Só esses exemplos mostram a que vieram as “10 Medidas”: tornar mais abusado quem abusa de nossos direitos. Sim, porque no Brasil, para ser acusado e preso, basta estar no lugar errado, na hora errada. Quem não deve, faz bem em temer tanto quanto quem deve, porque se você não deve, o ministério público pode dar um jeito de vir a dever.

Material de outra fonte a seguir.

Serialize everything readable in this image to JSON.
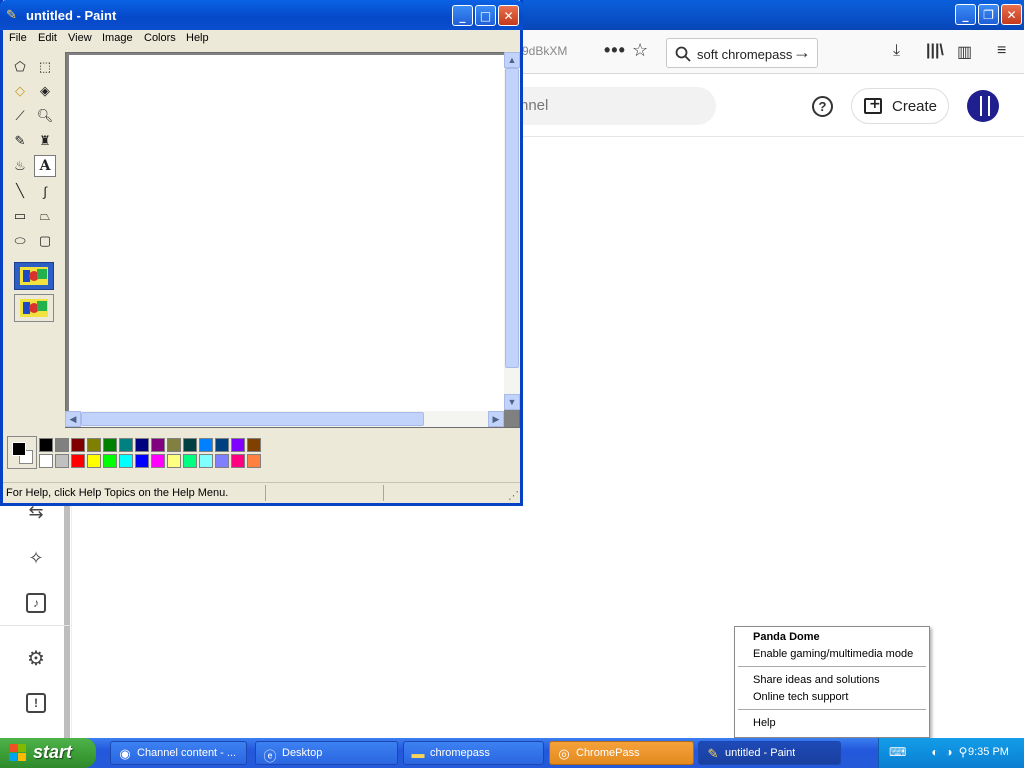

Os procuradores da república são tudo menos salvadores duma sociedade corrompida. Não há razão para festejar Deltan Dallagnol ao se dispor, este, a colocar contra a parede o legislativo. O parlamento pode não ser santo (e de fato não é, como se constatou ao longo do golpe parlamentar contra a presidenta legítima e como se continua a constatar com a recente iniciativa de se auto-anistiarem, os parlamentares, por seus malfeitos no trato com recursos públicos), mas é nosso único instrumento para deter o crescimento da arbitrariedade policial-judicial-midiática no neste País e conter o leviatã do ministério público, que não cabe em si de tanto poder que acumulou ao longo dos anos de Força Tarefa da Operação Lava Jato e de omissões da cúpula do judiciário em por limites ao apetite populista de seus protagonistas.